U.S. stocks hit higher levels for a second straight week despite a flurry of earnings that sent investors down on shares of some of the world’s biggest tech companies.
The benchmark S&P 500 index closed 2.5% higher on Friday, bringing its weekly gain to 4%. The tech-heavy Nasdaq Composite was up 2.9%, up 2.2% on a weekly basis. Both indexes posted consecutive weekly gains for the first time since August.
Shares rose on Apple-backed Friday. Shares of the iPhone maker posted their biggest one-day gain in more than two years, closing up 7.6%, following it report Revenue of $90.1 billion in the September quarter, up 8% year over year. According to Refinitiv, this beat forecasts of $88.9 billion and compared with $83.4 billion a year ago.
Offsetting that, Amazon’s stock fell 6.8% after it warned late Thursday that consumer spending in “unexplored waters”. Big Tech Corporation, seen as instrumental in supporting the modern-day US economy, said it expects revenue to reach between $140 billion and $148 billion in the fourth quarter – $15 billion less than the previous quarter. analysts’ forecasts.
The announcement from Amazon extended a season of surprisingly weak earnings from major US tech companies, despite hopes that they would be more resilient amid a challenging economic backdrop. Shares of Microsoft, Alphabet and Facebook-owner Meta fell midweek as rising costs and slowing economic growth hit earnings.
Meta lost 23.7% for the week, while Amazon fell 13.3%.

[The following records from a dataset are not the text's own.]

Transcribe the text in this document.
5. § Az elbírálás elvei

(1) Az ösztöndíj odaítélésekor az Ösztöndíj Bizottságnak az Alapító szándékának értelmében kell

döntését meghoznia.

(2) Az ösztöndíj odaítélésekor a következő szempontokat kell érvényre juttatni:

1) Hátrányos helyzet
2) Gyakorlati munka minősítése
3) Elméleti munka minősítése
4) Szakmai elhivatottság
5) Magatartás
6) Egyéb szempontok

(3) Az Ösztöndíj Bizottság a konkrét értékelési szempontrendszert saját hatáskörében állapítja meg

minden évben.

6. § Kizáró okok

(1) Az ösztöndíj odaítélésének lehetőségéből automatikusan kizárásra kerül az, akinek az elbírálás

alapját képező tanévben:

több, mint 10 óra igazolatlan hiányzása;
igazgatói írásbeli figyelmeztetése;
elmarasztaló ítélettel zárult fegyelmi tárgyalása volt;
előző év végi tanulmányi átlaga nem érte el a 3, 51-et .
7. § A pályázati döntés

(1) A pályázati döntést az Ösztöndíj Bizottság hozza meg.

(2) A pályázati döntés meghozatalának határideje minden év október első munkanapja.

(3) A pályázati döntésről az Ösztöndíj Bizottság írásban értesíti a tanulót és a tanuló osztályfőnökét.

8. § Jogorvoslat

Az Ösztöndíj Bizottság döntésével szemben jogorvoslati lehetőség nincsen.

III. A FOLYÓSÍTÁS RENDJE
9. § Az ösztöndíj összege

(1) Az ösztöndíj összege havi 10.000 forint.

Still, Jeff O’Connor, head of Americas market structure at Liquidnet, said money is likely to pour into equities once inflation and interest rates peak. “We are looking at cash levels for money managers at a level we haven’t seen in 20 years,” said O’Connor. “When money starts coming back into the stock market, it’s going to explode.”
The Federal Reserve has made accusations of tightening monetary policy aggressively this year in an attempt to curb inflation. The central bank raised interest rates by an incredibly large 0.75 percentage points at each of the three previous meetings to a target range of 3% to 3.25%. Markets are pricing in similar gains for November.
Data on Thursday showed that US economy expands 2.6% higher than expected on an annualized basis in the third quarter, after contracting in the first six months of the year. However, the headline figure hid the weakening of domestic consumer demand.
Meanwhile, the Fed’s preferred inflation gauge, the core personal consumption spending index, rose 0.5% month-on-month in September, matching economists’ expectations and falling from zero. 6% in August. The latest Employment Costs Index – which tracks employer spending to pay wages – also matched forecasts, rising 1.2% in the third quarter.
Joshua Shapiro, chief US economist at consulting firm MFR, said the ECI report “represents the Fed’s belief that the labor market remains overly tight and is contributing to increased pressure on inflation.” .
In the government bond market, the yield on the 10-year US Treasury note added 0.07 percentage points to 4.01% as its price fell. The yield on the 10-year German bond rose 0.11 percentage points to 2.1 percent.
The move comes a day after the European Central Bank raised interest rates by 0.75 percentage points in its second meeting in a row aimed at decelerating the rapid pace of price increases.
Elsewhere in stock markets, Europe’s Stoxx 600 closed 0.1% higher. Chinese stocks fell sharply, resuming a decline that began after President Xi Jinping tightened his grip on power at the Communist Party congress late last week. Hong Kong’s Hang Seng Index lost 3.7%.